I own a 1991 Sunline Solaris(2490), it has a 40amp Magnetek Model#3240. I had some power problems but was able to fix it by replacing the internal fuse on the converter. My question is this, when I thought I would have to buy a new converter, I noticed that the new one only has a "+" in and "-" in. My camper has three wires to the converter. A red,white and black. The 110volt wiring is no problem. How would I wire the DC side of the converter if it only takes two wires and my camper has three?


----------



## Grandview Trailer Sa (Oct 8, 2008)

Re: Power converter

I have upgraded one MH to the new converter.  The instructions are in the converter, but sorry, I cant remember exactly what you do.


----------



## Guest (Oct 9, 2008)

Re: Power converter

Horace,, first of all welcome to the forums ,, and u did say the 12 volt side ,, right??   If so u do infact need the three wires ,, it's different from 120 volt ,, u know where the black is the hot ,, and the white is the neutral ,, and green is ground ,, well on the 12 volt end of it ,, red is + ,, black is - and the white is ground ,, and it should be attched to a buss kinda like the 120 volt ground wiring ,, but there should be a connection for it ,, even if it's just on the frame ,, remember it's 12 volts not 120    :approve:  :approve:


----------



## ironart (Oct 9, 2008)

Re: Power converter

Hi Horace and Welcome....730 is right ON.....

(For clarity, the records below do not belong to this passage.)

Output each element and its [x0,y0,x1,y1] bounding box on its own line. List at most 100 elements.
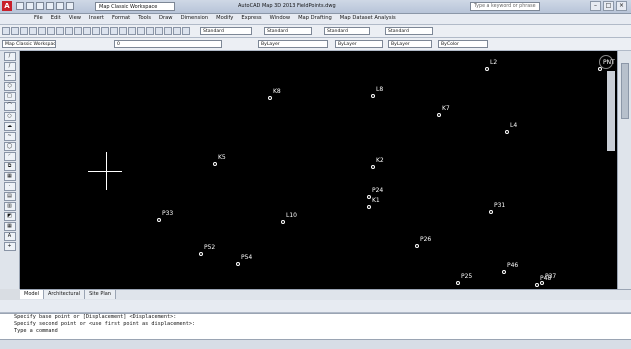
insert-block-icon[interactable]: ⧉ [3,162,16,171]
tab-architectural[interactable]: Architectural [44,290,86,299]
survey-point-marker[interactable] [157,218,161,222]
calculator-icon[interactable] [173,27,181,35]
polyline-icon[interactable]: ⌐ [3,72,16,81]
table-style-select[interactable]: Standard [324,27,370,35]
line-icon[interactable]: / [3,52,16,61]
menu-item-tools[interactable]: Tools [138,15,151,21]
survey-point-marker[interactable] [367,195,371,199]
menu-item-format[interactable]: Format [112,15,130,21]
app-logo[interactable]: A [2,1,12,11]
ellipse-icon[interactable]: ◯ [3,142,16,151]
open-icon[interactable] [11,27,19,35]
circle-icon[interactable]: ○ [3,112,16,121]
help-icon[interactable] [182,27,190,35]
revcloud-icon[interactable]: ☁ [3,122,16,131]
sheet-set-icon[interactable] [155,27,163,35]
rectangle-icon[interactable]: □ [3,92,16,101]
undo-icon[interactable] [83,27,91,35]
zoom-icon[interactable] [110,27,118,35]
point-icon[interactable]: · [3,182,16,191]
tool-palette-icon[interactable] [146,27,154,35]
make-block-icon[interactable]: ▦ [3,172,16,181]
menu-item-modify[interactable]: Modify [216,15,233,21]
workspace-switcher[interactable]: Map Classic Workspace [95,2,175,11]
menu-item-window[interactable]: Window [270,15,290,21]
copy-icon[interactable] [56,27,64,35]
survey-point-marker[interactable] [437,113,441,117]
command-input[interactable]: Type a command [0,328,631,335]
polygon-icon[interactable]: ⬡ [3,82,16,91]
survey-point-marker[interactable] [502,270,506,274]
new-icon[interactable] [16,2,24,10]
table-icon[interactable]: ▦ [3,222,16,231]
tab-site-plan[interactable]: Site Plan [85,290,116,299]
menu-item-dimension[interactable]: Dimension [181,15,209,21]
minimize-icon[interactable]: – [590,1,601,11]
navigation-bar[interactable] [607,71,615,151]
survey-point-marker[interactable] [505,130,509,134]
zoom-window-icon[interactable] [119,27,127,35]
survey-point-marker[interactable] [371,165,375,169]
survey-point-marker[interactable] [281,220,285,224]
vertical-scroll-thumb[interactable] [621,63,629,119]
construction-line-icon[interactable]: / [3,62,16,71]
multileader-style-select[interactable]: Standard [385,27,433,35]
survey-point-marker[interactable] [540,281,544,285]
pan-icon[interactable] [101,27,109,35]
mtext-icon[interactable]: A [3,232,16,241]
cut-icon[interactable] [47,27,55,35]
menu-item-edit[interactable]: Edit [51,15,61,21]
survey-point-marker[interactable] [236,262,240,266]
tab-model[interactable]: Model [20,290,45,299]
hatch-icon[interactable]: ▤ [3,192,16,201]
menu-item-map-drafting[interactable]: Map Drafting [298,15,332,21]
workspace-select[interactable]: Map Classic Workspace [2,40,56,48]
region-icon[interactable]: ◩ [3,212,16,221]
menu-item-draw[interactable]: Draw [159,15,173,21]
redo-icon[interactable] [56,2,64,10]
menu-item-file[interactable]: File [34,15,43,21]
text-style-select[interactable]: Standard [200,27,252,35]
layer-select[interactable]: 0 [114,40,222,48]
spline-icon[interactable]: ~ [3,132,16,141]
arc-icon[interactable]: ⌒ [3,102,16,111]
color-select[interactable]: ByLayer [258,40,328,48]
paste-icon[interactable] [65,27,73,35]
drawing-canvas[interactable]: X Y L2PNTK8L8K7L4K5K2P24K1P31L10P33P26P5… [20,51,617,289]
survey-point-marker[interactable] [535,283,539,287]
add-selected-icon[interactable]: + [3,242,16,251]
match-icon[interactable] [74,27,82,35]
markup-icon[interactable] [164,27,172,35]
command-line[interactable]: Specify base point or [Displacement] <Di… [0,313,631,340]
preview-icon[interactable] [38,27,46,35]
maximize-icon[interactable]: □ [603,1,614,11]
vertical-scrollbar[interactable] [617,51,631,289]
design-center-icon[interactable] [137,27,145,35]
survey-point-marker[interactable] [489,210,493,214]
menu-item-view[interactable]: View [69,15,81,21]
gradient-icon[interactable]: ▥ [3,202,16,211]
search-input[interactable]: Type a keyword or phrase [470,2,540,11]
survey-point-marker[interactable] [199,252,203,256]
menu-item-express[interactable]: Express [241,15,261,21]
plot-style-select[interactable]: ByColor [438,40,488,48]
close-icon[interactable]: × [616,1,627,11]
survey-point-marker[interactable] [371,94,375,98]
survey-point-marker[interactable] [367,205,371,209]
survey-point-marker[interactable] [415,244,419,248]
save-icon[interactable] [36,2,44,10]
undo-icon[interactable] [46,2,54,10]
open-icon[interactable] [26,2,34,10]
properties-icon[interactable] [128,27,136,35]
redo-icon[interactable] [92,27,100,35]
ellipse-arc-icon[interactable]: ◜ [3,152,16,161]
new-icon[interactable] [2,27,10,35]
lineweight-select[interactable]: ByLayer [388,40,432,48]
plot-icon[interactable] [29,27,37,35]
survey-point-marker[interactable] [598,67,602,71]
survey-point-marker[interactable] [213,162,217,166]
menu-item-insert[interactable]: Insert [89,15,104,21]
print-icon[interactable] [66,2,74,10]
survey-point-marker[interactable] [485,67,489,71]
linetype-select[interactable]: ByLayer [335,40,383,48]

The only other option I can think of is an expensive Converter/Inverter which will do both charging and inverting from the batteries to 120VAC....
I had one on my boat and it had 2 12V outputs (one for each battery bank) it would monitor the house and start batteries separately and charge them as needed individually....

I don't think you are talking about one of those.........Sorry if I confused the issue


----------



## ltaceman11 (Oct 9, 2008)

Re: Power converter

Thanks for the help, I printed it out so I have it. I think I put the old converter back ok, everything is working. When I took it out, like an idoit, I didn't write the wire code down.
This is what my pwer converter wires state:
  A- Blue wire
       12 vdc positive output of the converter
 B- Red wire
       For 12vdc positive from the RV storage battery
 C - White wire
      For all 12vdc negatives from 12v circuits and RV 12v storage battery

Can you guys tell me if I am right?
 I hooked the blue wire from the converter to the black wire of RV
 I hooked the red wire from the converter to the red wire of the RV
 I hooked the white wire of the converter to the white wire of the RV

Right now the only thing I can't get to work is my refrig on gas, works on 110v


----------



## Guest (Oct 9, 2008)

Re: Power converter

well the fridge prob ,, might be a totally different matter ,, it could be a board prob ,, or a regulator prob,, or even a battery prob ,, what brand of fridge do u have ??? this will help    :approve:  :approve:  :approve:


----------



## ltaceman11 (Oct 10, 2008)

Re: Power converter

I have a Dometic RM2610. The frig works great with 110v. On the front of the frig, it states when you turn the gas on, the little light on the front blinks and you hold a button in until it goes out, then it is supposed to be lit. The light doesn't blink, it doesn't make a sound. I checked out at the flue and the igniter doesn't even click. I know the gas is ok, I can run my heater and stove, no problems. I have a new battery and it is fully charged. Keep in mind that I purchased this trailer about 1 month ago and never tried the gas part of the frig, so I am unaware it worked before.
Thanks, Horace


----------